Within the framework of the European Metrology Programme for Innovation and Research (EMPIR), six European National Metrology Institutes (NMIs) together with four additional partners from universities and clinics are collaborating in a Joint Research Project PRISM-eBT to establish a harmonised, simplified, and traceable dosimetry for electronic brachytherapy (eBT) in terms of absorbed dose to water.

Material and Methods

The project is composed of four Workpackages (WP):

WP1’s aim is to establish primary standards for the absorbed dose rate to water for eBT devices at 1 cm depth in water, and to establish transfer instruments and corresponding measurement procedures for the dissemination of this quantity to clinical practice.

In WP2, a dosimetric methodology for skin eBT is being established with traceability to a primary standard developed in WP1.

In WP3, detectors and measurement instruments suitable for the determination of 3D dose distributions in water by eBT devices are characterised to develop a standardised traceable calibration process.

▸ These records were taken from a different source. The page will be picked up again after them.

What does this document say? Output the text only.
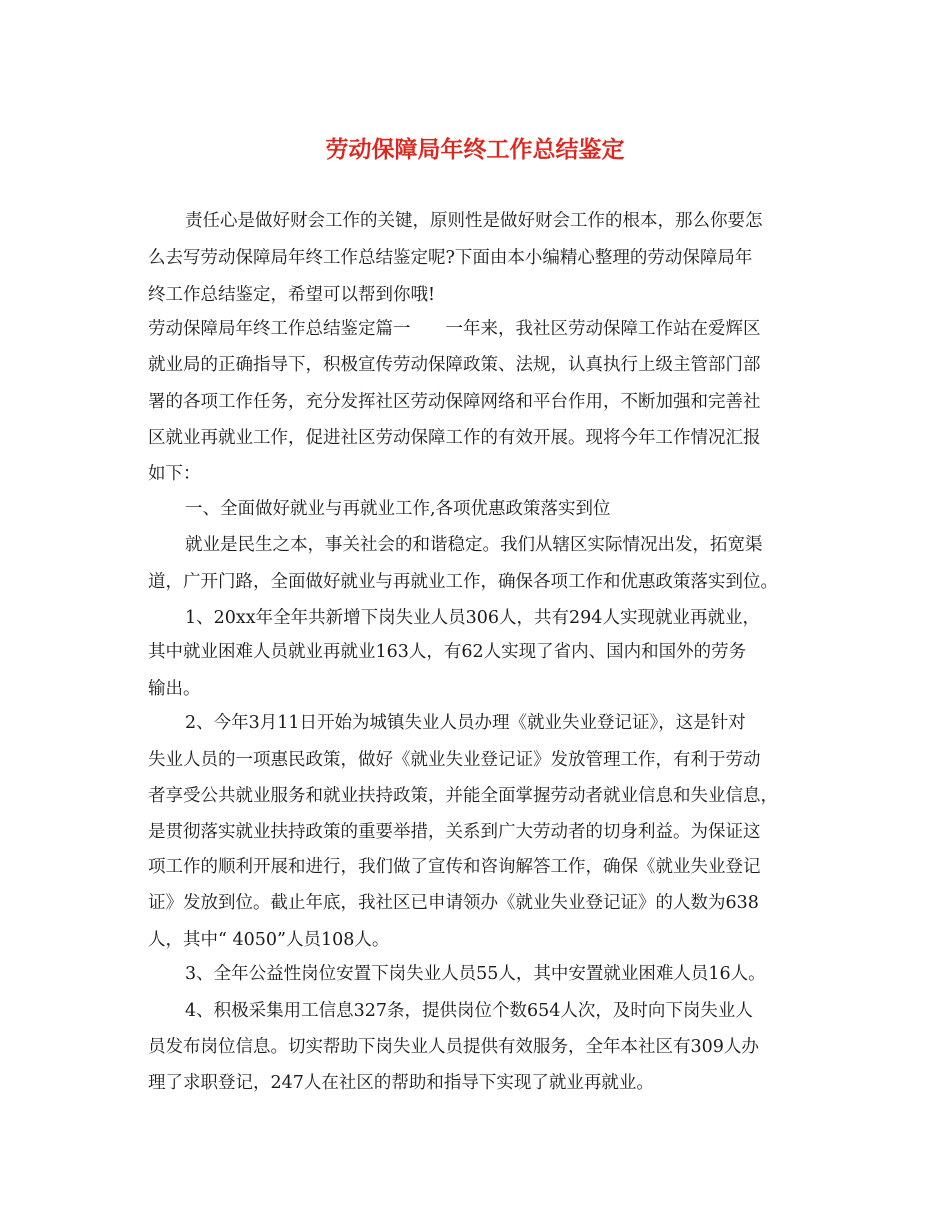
劳动保障局年终工作总结鉴定
责任心是做好财会工作的关键，原则性是做好财会工作的根本，那么你要怎
么去写劳动保障局年终工作总结鉴定呢?下面由本小编精心整理的劳动保障局年
终工作总结鉴定，希望可以帮到你哦!
劳动保障局年终工作总结鉴定篇一　　一年来，我社区劳动保障工作站在爱辉区
就业局的正确指导下，积极宣传劳动保障政策、法规，认真执行上级主管部门部
署的各项工作任务，充分发挥社区劳动保障网络和平台作用，不断加强和完善社
区就业再就业工作，促进社区劳动保障工作的有效开展。现将今年工作情况汇报
如下：
一、全面做好就业与再就业工作,各项优惠政策落实到位
就业是民生之本，事关社会的和谐稳定。我们从辖区实际情况出发，拓宽渠
道，广开门路，全面做好就业与再就业工作，确保各项工作和优惠政策落实到位。
1、20xx年全年共新增下岗失业人员306人，共有294人实现就业再就业，
其中就业困难人员就业再就业163人，有62人实现了省内、国内和国外的劳务
输出。
2、今年3月11日开始为城镇失业人员办理《就业失业登记证》，这是针对
失业人员的一项惠民政策，做好《就业失业登记证》发放管理工作，有利于劳动
者享受公共就业服务和就业扶持政策，并能全面掌握劳动者就业信息和失业信息，
是贯彻落实就业扶持政策的重要举措，关系到广大劳动者的切身利益。为保证这
项工作的顺利开展和进行，我们做了宣传和咨询解答工作，确保《就业失业登记
证》发放到位。截止年底，我社区已申请领办《就业失业登记证》的人数为638
人，其中“ 4050”人员108人。
3、全年公益性岗位安置下岗失业人员55人，其中安置就业困难人员16人。
4、积极采集用工信息327条，提供岗位个数654人次，及时向下岗失业人
员发布岗位信息。切实帮助下岗失业人员提供有效服务，全年本社区有309人办
理了求职登记，247人在社区的帮助和指导下实现了就业再就业。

With these detectors, traceable dosimetry to determine 3D dose distributions in water is being established in WP4 to provide availability for the end-user community.

Results

Established primary standards, methodologies for traceability, and detectors characterization are highlighted and discussed in the presentation.
E.g. a catalogue of eBT and eBT-equivalent X-ray photon fluence spectra was compiled from data available in literature, obtained from manufacturers, and measured or created during the project. The catalogue is available on the project website and it provides a basis for spectrometry and dosimetry of eBT sources. Using a plastic scintillator detector, the dose profile and depth-dose curve for an eBT source were determined with a precision better than 2.5%. It will be discussed which methods have proven to be successful and which methods were withdrawn from additional consideration.

Conclusion

An outlook will be given which further results might be achieved by the end of the project at the end of 2022.

ACKNOWLEDGEMENT
This project 18NRM02 PRISM-eBT has received funding from the EMPIR programme co-financed by the Participating States and from the European Union’s Horizon 2020 research and innovation programme.